If a first-order IIR will do, modify that slightly, and you're done.
So the usual first-order low-pass filter can be defined as $y_n = h(\theta_n)$ such that $y_n = y_{n-1} + a(\theta_n - y_{n-1})$. This works great for $\theta_n \in \mathbb{R}$.
You want a low-pass filter that's defined on an interval that spans $360^\circ$. For reasons that will become apparent in a moment, you want $\theta_n \in \left [-180^\circ, 180^\circ \right)$, where addition wraps around* sorta-kinda modulo $360^\circ$, i.e., $170^\circ + 30^\circ = -160^\circ$.
For want of a better notation, let $\mathrm{wrap_{360}}(\phi)$ be a sorta-kinda modulo function** that maps the real number line onto the interval $\left[-180^\circ, 180^\circ \right)$ modulo $360^\circ$, where
$$\mathrm{wrap_{360}}(\phi) = \phi - 360^\circ \left \lfloor \frac{\phi + 180^\circ}{360^\circ} \right \rfloor$$
Then, the desired filter becomes $y_n = h(\theta_n)$ such that $$y_n = \mathrm{wrap_{360}}\left ( y_{n-1} + a\, \mathrm{wrap_{360}}(\theta_n - y_{n-1}) \right)$$.
The action of this filter is that for angles that stay close enough to $0^\circ$, the $\mathrm{wrap_{360}}$ function just acts as a passthrough. But for angles that get close to wrap-over (or for angles like yours, that start by being expressed in the range $\theta \in [0^\circ, 360^\circ)$) the actual angular difference is computed into something that expresses what it is physically -- that is, the difference between $1^\circ$ and $359^\circ$ is just $2^\circ$, not $358^\circ$.
Notes
- If your filter starts $180^\circ$ off, it will be at a false, but thankfully unstable, equilibrium. It may take an extra-long while to settle from startup.

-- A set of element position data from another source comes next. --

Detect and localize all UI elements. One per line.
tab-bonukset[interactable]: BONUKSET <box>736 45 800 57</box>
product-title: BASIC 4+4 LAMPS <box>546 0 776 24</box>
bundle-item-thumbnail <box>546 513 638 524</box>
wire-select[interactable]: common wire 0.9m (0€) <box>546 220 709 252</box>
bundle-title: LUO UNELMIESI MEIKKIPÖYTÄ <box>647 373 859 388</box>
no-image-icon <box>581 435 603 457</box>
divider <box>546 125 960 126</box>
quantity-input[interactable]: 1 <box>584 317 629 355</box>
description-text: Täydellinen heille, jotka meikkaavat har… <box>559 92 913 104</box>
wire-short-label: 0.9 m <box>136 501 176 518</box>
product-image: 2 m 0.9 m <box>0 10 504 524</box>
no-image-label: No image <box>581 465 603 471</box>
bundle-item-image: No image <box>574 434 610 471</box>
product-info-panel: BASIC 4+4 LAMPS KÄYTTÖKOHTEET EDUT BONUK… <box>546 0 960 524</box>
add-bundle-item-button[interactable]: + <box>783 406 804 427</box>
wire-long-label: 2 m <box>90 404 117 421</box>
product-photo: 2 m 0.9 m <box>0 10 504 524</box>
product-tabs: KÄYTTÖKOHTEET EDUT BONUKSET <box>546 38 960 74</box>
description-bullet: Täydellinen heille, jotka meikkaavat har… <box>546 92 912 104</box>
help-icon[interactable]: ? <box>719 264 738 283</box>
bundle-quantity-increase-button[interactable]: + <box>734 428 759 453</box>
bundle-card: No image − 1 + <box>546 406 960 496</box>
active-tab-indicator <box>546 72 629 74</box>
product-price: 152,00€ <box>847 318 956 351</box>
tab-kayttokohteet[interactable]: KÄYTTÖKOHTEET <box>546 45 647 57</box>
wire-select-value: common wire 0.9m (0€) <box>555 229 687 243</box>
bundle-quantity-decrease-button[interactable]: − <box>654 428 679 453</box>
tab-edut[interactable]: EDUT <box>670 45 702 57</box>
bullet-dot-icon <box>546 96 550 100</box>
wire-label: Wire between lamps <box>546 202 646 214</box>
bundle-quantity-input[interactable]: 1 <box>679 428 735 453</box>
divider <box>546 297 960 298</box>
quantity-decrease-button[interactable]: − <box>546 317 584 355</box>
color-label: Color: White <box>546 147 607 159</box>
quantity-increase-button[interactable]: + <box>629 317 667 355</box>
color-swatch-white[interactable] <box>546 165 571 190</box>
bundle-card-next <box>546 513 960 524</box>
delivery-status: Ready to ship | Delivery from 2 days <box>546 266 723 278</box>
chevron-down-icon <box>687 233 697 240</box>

- If your input angle is in some finite range around $0^\circ$, like $350^\circ$ to $10^\circ$, just recast it to $-10^\circ$ to $10^\circ$ and have fun.
- I can see a couple of ways that this notion could be extended to higher-order IIR filters, but it makes my brain hurt. If you need to do that, ask a separate question and someone will go to the effort to help you.
- If you want to use a FIR filter, you could first take your time sequence and "unwrap" it (Scilab and numpy both have "unwrap" functions that work on vectors, so I'm sure Matlab does to), then apply your FIR to the unwrapped version, then do whatever modulo operations you wanted to get it back to your desired interval.
- Alternately, you could do some sort of histogramming to determine the rough center of your average, shift everything, do the FIR, and shift back -- I think that would be computationally more expensive than unwrapping, though.
- Back when we actually had to worry about processor clock ticks, it was really convenient to map a 360 degree rotation into a 16- or 32-bit word, depending on the processor. On nearly all processors these days, in C, with a native $n$-bit word, if
a
and b
are int
, c = a + b;
implements $c = \mathrm{wrap_{2^n}}(a + b)$. I always experienced an underlying thread of glee when I wrote code that took advantage of this, because usually integer overflow is the bane of your existence when you're doing fixed-bit signal processing. Actually making it work for me made me feel like Tom Sawyer in the whitewashed fence story.
* I should be enough of a mathematician to tell you what such an entity is. I'm not. I don't think it counts as a field -- so we're stuck with lots of extra words.
** I just had a conversation with a mathematician who tells me that it's not a sorta-kinda modulo function: it's a plain old modulo function with a choice of equivalence classes that leads to the result being in $[-\pi, \pi)$ (I didn't want to offend him with degrees, so I talked in radians). Or more formally, that I'm just working with the additive quotient group, $\mathbb R/2\pi\mathbb Z $, with representatives chosen from $[-\pi, \pi)$, and I should just use the usual $\mod 2\pi$ notation. I'm not going to edit my text -- but there is terminology for this.